The tricky part about dating is there is very rarely a one-size-fits-all answer. Part of getting to know someone is learning the level of interaction and communication they are comfortable with.
Some people want to be in constant communication with you – spending every waking moment together and nonstop texting whenever you’re apart. For someone who’s more introverted, that would sound like a death trap.
You’ll have to learn as you go, but here are a few tips you can use to guide you while you figure it out.
1. Be respectful
Respect should always be at the forefront of your mind with any aspect of dating. If you’ve been messaging someone and they don’t respond as quickly as you would like, be respectful of their time and their schedule. Not everyone has the ability to be at their phone’s beck and call at any given moment and just because they don’t respond right away, that doesn’t mean that they’re not interested in you.

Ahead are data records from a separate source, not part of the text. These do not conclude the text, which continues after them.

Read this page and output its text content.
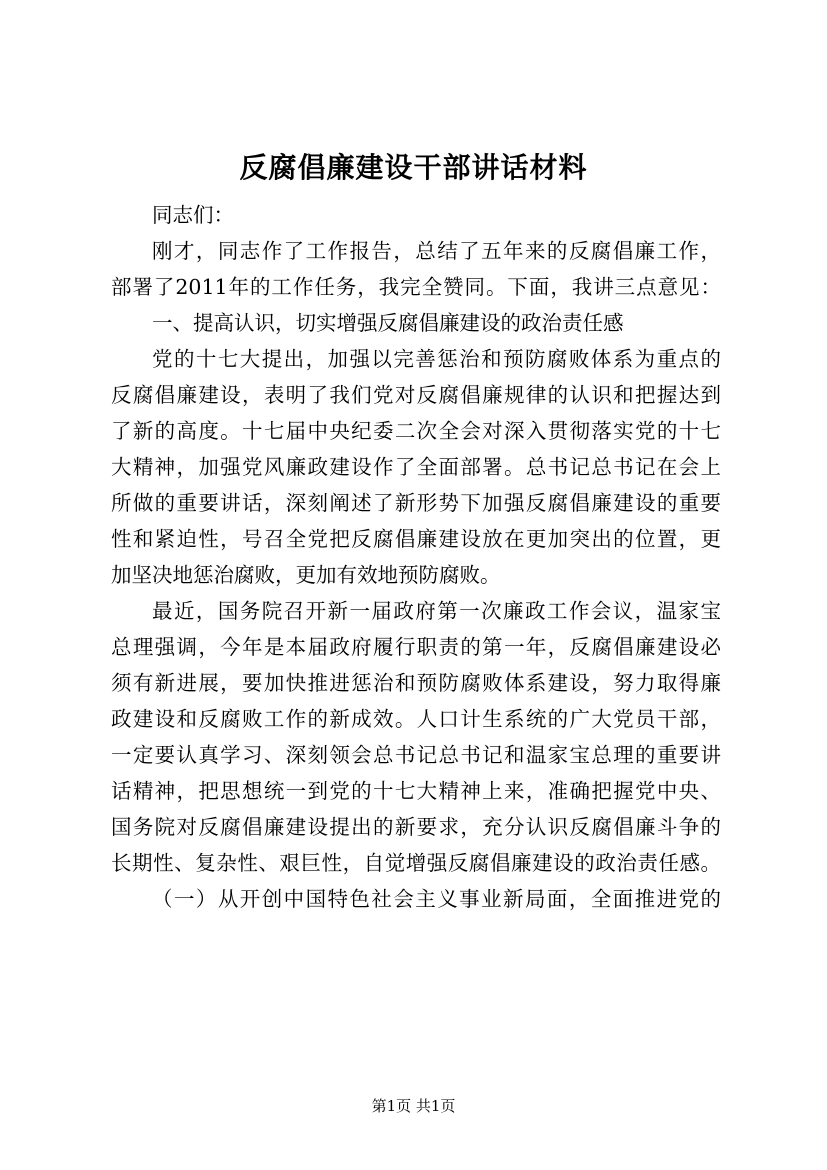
反腐倡廉建设干部讲话材料
同志们：
刚才，同志作了工作报告，总结了五年来的反腐倡廉工作，
部署了2011年的工作任务，我完全赞同。下面，我讲三点意见：
一、提高认识，切实增强反腐倡廉建设的政治责任感
党的十七大提出，加强以完善惩治和预防腐败体系为重点的
反腐倡廉建设，表明了我们党对反腐倡廉规律的认识和把握达到
了新的高度。十七届中央纪委二次全会对深入贯彻落实党的十七
大精神，加强党风廉政建设作了全面部署。总书记总书记在会上
所做的重要讲话，深刻阐述了新形势下加强反腐倡廉建设的重要
性和紧迫性，号召全党把反腐倡廉建设放在更加突出的位置，更
加坚决地惩治腐败，更加有效地预防腐败。
最近，国务院召开新一届政府第一次廉政工作会议，温家宝
总理强调，今年是本届政府履行职责的第一年，反腐倡廉建设必
须有新进展，要加快推进惩治和预防腐败体系建设，努力取得廉
政建设和反腐败工作的新成效。人口计生系统的广大党员干部，
一定要认真学习、深刻领会总书记总书记和温家宝总理的重要讲
话精神，把思想统一到党的十七大精神上来，准确把握党中央、
国务院对反腐倡廉建设提出的新要求，充分认识反腐倡廉斗争的
长期性、复杂性、艰巨性，自觉增强反腐倡廉建设的政治责任感。
（一）从开创中国特色社会主义事业新局面，全面推进党的
第1页 共1页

If the other person is uncomfortable with the way you’re showing interest (maybe they don’t like all the compliments, or they’d rather meet up in person than text constantly), be respectful and don’t try to force them to do anything that makes them uncomfortable. They may not tell you straight up that they are feeling uncomfortable, but if you’re getting weird vibes, maybe back off a little and try something different.
If someone decides that they’re not interested, be respectful of their decision.
2. Ask questions
The only way to know if someone is vibing with you or if they’re getting scared off is to either be really good at reading minds or to ask questions. This doesn’t mean that you need to ask, “Hey, am I scaring you off?” but as you get to know each other, ask about whether they’re more extroverted or introverted. Ask if they like to text all the time or if they would rather save the conversation for when you’re together in-person. Ask them what kind of things they like talking about and what kind of things they like to do. The more you get to know them, the better you’ll know how to communicate with them and if you’ll be a good fit together.
3. The right person won’t be scared off
You could be the perfect communicator, get everything right, say everything perfectly, and still not be the right fit for someone. But if you are right for each other, even if you don’t get everything perfectly right, they won’t be scared off. So don’t think about it too hard. Just be yourself!